By Eric Schweibenz
On March 19, 2010, ALJ E. James Gildea issued the public version of Order No. 12 in Certain Ceramic Capacitors and Products Containing the Same (Inv. No. 337-TA-692) granting a motion filed by Respondents to compel deposition of Complainants’ Japanese employees outside of Japan.

According to the Order, Respondents Samsung Electro-Mechanics Co., Ltd. and Samsung Electro-Mechanics America, Inc. (collectively, "Samsung") moved for an order compelling Complainants Murata Manufacturing Co. Ltd. and Murata Electronics North America, Inc. (collectively, "Murata") to provide their Japanese employees for deposition outside of Japan, preferably in the United States.  Samsung argued that “Murata faces almost no restrictions in obtaining discovery from Samsung, while Samsung is ‘saddled with an unreasonable number of procedural hurdles, space and facility limitations, and time constraints.’”  Specifically, Samsung raised apparent difficulties in planning and deposing Murata’s witnesses in the U.S. Consulate in Osaka and that such difficulties would not permit sufficient time to conclude depositions prior to the deadline for expert reports on April 9, 2010.  Samsung further asserted that “because Murata chose to litigate this case in the United States, it should play by the rules that apply in its chosen forum, the United States, as opposed to hiding behind the rules applicable to depositions taken in Japan.”
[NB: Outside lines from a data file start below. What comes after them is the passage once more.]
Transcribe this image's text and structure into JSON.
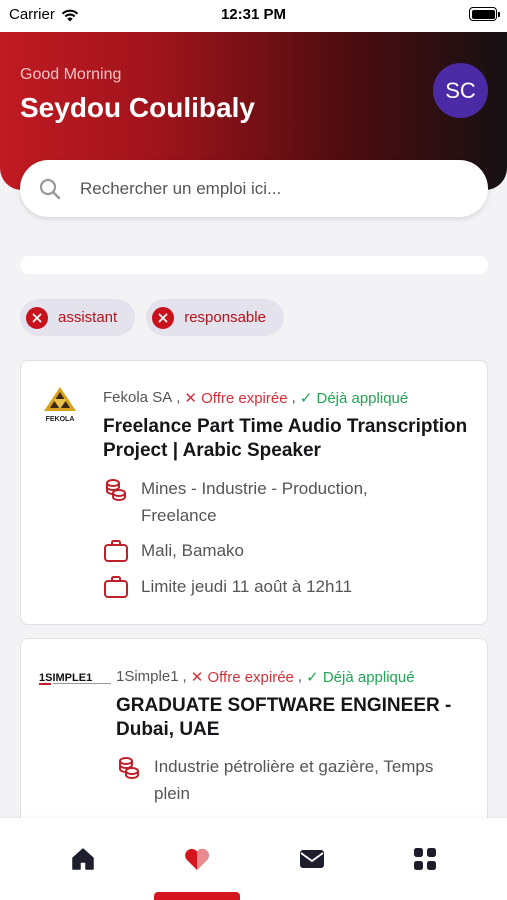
{
  "status_bar": {
    "carrier": "Carrier",
    "time": "12:31 PM"
  },
  "header": {
    "greeting": "Good Morning",
    "user_name": "Seydou Coulibaly",
    "avatar_initials": "SC"
  },
  "search": {
    "placeholder": "Rechercher un emploi ici..."
  },
  "filters": [
    {
      "label": "assistant"
    },
    {
      "label": "responsable"
    }
  ],
  "jobs": [
    {
      "logo_text": "FEKOLA",
      "company": "Fekola SA",
      "status_expired": "Offre expirée",
      "status_applied": "Déjà appliqué",
      "title": "Freelance Part Time Audio Transcription Project | Arabic Speaker",
      "sector": "Mines - Industrie - Production, Freelance",
      "location": "Mali, Bamako",
      "deadline": "Limite jeudi 11 août à 12h11"
    },
    {
      "logo_text": "1SIMPLE1",
      "company": "1Simple1",
      "status_expired": "Offre expirée",
      "status_applied": "Déjà appliqué",
      "title": "GRADUATE SOFTWARE ENGINEER - Dubai, UAE",
      "sector": "Industrie pétrolière et gazière, Temps plein"
    }
  ],
  "bottom_nav": {
    "items": [
      "home-icon",
      "favorites-icon",
      "messages-icon",
      "apps-icon"
    ],
    "active_index": 1
  },
  "colors": {
    "accent": "#d6161f",
    "avatar": "#4b2aa6",
    "expired": "#d6303a",
    "applied": "#22a455"
  }
}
Murata argued that, particularly with respect to 30(b)(6) corporate depositions, that these types of depositions “can be conducted most efficiently if they are held near the corporation's headquarters, so that the witness can obtain and review documents and consult with colleagues, if necessary, during the course of the deposition for the purpose of providing complete and accurate answers to deposition questions.”  Murata also argued that the “hardships imposed on 36 Murata employees significantly outweigh any ‘hardship’ claimed by [Samsung's] attorneys.”  Finally, according to Murata, the attorneys for Samsung should have “planned for depositions in Japan as soon as they were retained to represent [Samsung].”  Murata stated that it was willing to make witnesses available outside of Japan “[t]o the extent depositions are needed of Murata witnesses and they cannot be scheduled at the U.S. Consulate in Osaka or the U.S. Embassy in Tokyo.”  The Commission Investigative Staff (“OUII”) supported Samsung’s motion, stating that the time available for depositions in Japan did not appear sufficient in view of the deadline for expert reports.  OUII also noted that “production of witnesses outside of Japan need not involve additional travel,” e.g. , “if the depositions take place at a location near Japan, such as Seoul.”

ALJ Gildea held that “the usual place of examination of a deponent, including complainants, is the place in which the deponent works or resides,” but “the moving party may defeat this presumption by showing the existence of ‘hardship or unusual circumstances,’” for example, where, “despite complainant's diligent efforts, it did not appear that complainant could meet all of the Japanese procedural requirements and schedule the depositions before the discovery cut-off date.”  ALJ Gildea additionally noted that “the complaining party is ordinarily required to make himself or herself available for examination in the district in which suit was brought.”   ALJ Gildea further noted case law stating that “because the plaintiff has chosen the forum voluntarily, [the plaintiff] should expect to appear there for any legal proceedings, whereas the defendant, ordinarily, has had no choice in selecting the action's venue.”

For the above reasons, ALJ Gildea ordered that “Murata should be compelled to produce all witnesses outside of Japan by April 2, 2010,” but only for those depositions that are “unable to be completed prior to April 2, 2010 in Japan, one week before initial expert reports are due.”